Gravidez na adolescência em evidência no Brasil

Enviada em 09/06/2020

No filme “Preciosa”, da autora americana Ramona Lofton, é retratada a vida de uma jovem que sofre com uma gravidez precoce, concebida em um cenário de extrema instabilidade social. Analogamente à ficção, é lícito afirmar que, no Brasil contemporâneo, as jovens enfrentam a difícil realidade de serem mães muito cedo. Esse cenário antagônico é fruto tanto da supressão de educação sexual nas escolas, quanto do cenário de vulnerabilidade social em que essas jovens situam-se.

Precipuamente é fulcral pontuar que a maternidade precoce no Brasil deriva da falta de acesso integral à educação. Na série da Netflix “Sex Education”, os jovens britânicos auferem uma ajuda profissional, na escola, sobre educação sexual, sanando recorrentes dúvidas ligadas à formas de prevenção, anatomia dos órgãos sexuais etc. Entretanto, é contraditório no Brasil devido ao debate sobre sexo ainda ser um tabu na sociedade brasileira, ou por questões religiosas - cogitando o resguardo da sexualidade dos adolescentes - ou por questões familiares de evitar o “constrangimento” de discutir sexualidade com adolescentes. Tal virtude incita os jovens a buscarem orientação por meio da pornografia, dificultando o alcance à uma vida sexual saudável.

Ademais, é imperativo ressaltar a vulnerabilidade social como promotor do problema. Segundo o pensador Thomas Hobbes, o Estado é responsável por garantir o bem-estar da população. Em contraste com a realidade brasileira, o poder público inviabiliza políticas públicas em saúde para áreas pobres, impossibilitando que jovens tenham acesso à métodos contraceptivos, formas de prevenção, espectros sobre a crescente taxa de natalidade e até mesmo ingresso em postos de saúde. Dessa forma, todas essas problemáticas incapacitam os juvenis a tomarem as devidas precauções durante o ato sexual, tornando-se necessária a reformulação dessa postura estatal de forma urgente.

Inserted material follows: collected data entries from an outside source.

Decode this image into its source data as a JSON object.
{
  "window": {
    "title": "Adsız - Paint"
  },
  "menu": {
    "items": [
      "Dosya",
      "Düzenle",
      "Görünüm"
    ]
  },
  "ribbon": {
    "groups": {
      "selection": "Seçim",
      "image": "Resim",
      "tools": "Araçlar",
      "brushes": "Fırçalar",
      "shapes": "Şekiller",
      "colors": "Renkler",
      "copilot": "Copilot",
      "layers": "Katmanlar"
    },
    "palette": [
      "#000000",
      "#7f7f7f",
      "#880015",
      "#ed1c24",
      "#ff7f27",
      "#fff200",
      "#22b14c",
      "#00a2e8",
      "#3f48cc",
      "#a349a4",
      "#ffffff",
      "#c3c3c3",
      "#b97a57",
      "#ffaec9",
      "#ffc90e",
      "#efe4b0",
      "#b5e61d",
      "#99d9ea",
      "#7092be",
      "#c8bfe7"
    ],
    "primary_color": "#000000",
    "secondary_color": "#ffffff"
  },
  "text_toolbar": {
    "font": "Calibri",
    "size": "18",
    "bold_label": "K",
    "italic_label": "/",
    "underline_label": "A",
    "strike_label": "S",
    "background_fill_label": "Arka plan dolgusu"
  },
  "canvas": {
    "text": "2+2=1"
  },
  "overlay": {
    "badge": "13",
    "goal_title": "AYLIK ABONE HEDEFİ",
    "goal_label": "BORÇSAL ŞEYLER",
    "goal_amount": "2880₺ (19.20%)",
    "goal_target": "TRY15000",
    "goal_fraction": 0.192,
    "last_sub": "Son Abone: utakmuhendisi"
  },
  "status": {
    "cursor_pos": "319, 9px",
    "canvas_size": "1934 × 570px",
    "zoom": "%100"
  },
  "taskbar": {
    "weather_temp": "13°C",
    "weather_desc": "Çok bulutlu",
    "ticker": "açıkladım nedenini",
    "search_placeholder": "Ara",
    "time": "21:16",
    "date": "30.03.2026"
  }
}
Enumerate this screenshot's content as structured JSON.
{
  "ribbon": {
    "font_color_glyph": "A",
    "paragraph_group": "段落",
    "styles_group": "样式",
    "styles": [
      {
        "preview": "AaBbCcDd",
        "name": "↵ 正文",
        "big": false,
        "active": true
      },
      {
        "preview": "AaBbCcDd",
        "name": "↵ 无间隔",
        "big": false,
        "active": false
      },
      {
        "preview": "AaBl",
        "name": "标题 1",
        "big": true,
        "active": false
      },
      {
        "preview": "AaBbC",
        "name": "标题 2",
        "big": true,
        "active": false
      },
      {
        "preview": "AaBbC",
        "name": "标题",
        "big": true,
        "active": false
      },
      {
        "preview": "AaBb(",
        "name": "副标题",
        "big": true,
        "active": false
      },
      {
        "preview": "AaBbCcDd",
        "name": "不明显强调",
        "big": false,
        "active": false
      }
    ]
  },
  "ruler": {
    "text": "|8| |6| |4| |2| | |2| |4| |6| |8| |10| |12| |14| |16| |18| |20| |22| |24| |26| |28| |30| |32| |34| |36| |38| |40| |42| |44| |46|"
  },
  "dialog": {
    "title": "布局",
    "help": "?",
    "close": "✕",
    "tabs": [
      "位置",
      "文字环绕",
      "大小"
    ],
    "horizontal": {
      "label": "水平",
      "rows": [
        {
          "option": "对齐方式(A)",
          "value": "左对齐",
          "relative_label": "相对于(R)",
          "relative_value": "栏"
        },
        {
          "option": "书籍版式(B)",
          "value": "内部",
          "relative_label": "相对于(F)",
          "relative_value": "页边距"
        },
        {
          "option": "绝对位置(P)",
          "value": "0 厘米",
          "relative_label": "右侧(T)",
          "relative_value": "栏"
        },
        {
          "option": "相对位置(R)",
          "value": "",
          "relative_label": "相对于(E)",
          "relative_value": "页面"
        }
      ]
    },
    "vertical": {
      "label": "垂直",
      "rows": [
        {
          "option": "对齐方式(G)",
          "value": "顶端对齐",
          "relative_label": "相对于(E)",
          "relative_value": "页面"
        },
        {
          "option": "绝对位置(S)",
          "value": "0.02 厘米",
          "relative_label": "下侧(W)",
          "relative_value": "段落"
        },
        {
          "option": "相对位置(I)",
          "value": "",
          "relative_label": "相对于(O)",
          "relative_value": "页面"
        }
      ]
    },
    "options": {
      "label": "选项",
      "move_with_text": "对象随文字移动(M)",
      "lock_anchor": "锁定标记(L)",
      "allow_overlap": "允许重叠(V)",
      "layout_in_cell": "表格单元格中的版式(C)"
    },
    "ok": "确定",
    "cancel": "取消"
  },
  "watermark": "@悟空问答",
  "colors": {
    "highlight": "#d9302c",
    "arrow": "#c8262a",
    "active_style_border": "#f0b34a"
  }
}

Assim, medidas exequíveis são necessárias para conter o avanço da problemática na sociedade brasileira. Logo, o Ministério da Educação deve instituir, nas escolas, palestras ministradas por psicólogos, que discutam a sexualidade, crescente taxa de natalidade entre as jovens brasileiras e principalmente o combate a gravidez precoce, incluindo as respectivas temáticas na grade curricular dos alunos entre 12 e 19 anos, a fim de que o tecido social se desprenda desse tabu assíduo: sexo. Outrossim, associado ao Ministério da Saúde, deve informatizar e disponibilizar, por intermédio de campanhas, a importância e o uso de métodos contraceptivos nas áreas mais vulneráveis, a fim de estreitar os casos de maternidade na adolescência para que esses jovens não vivam uma realidade angustiante, assim como na ficção de Preciosa.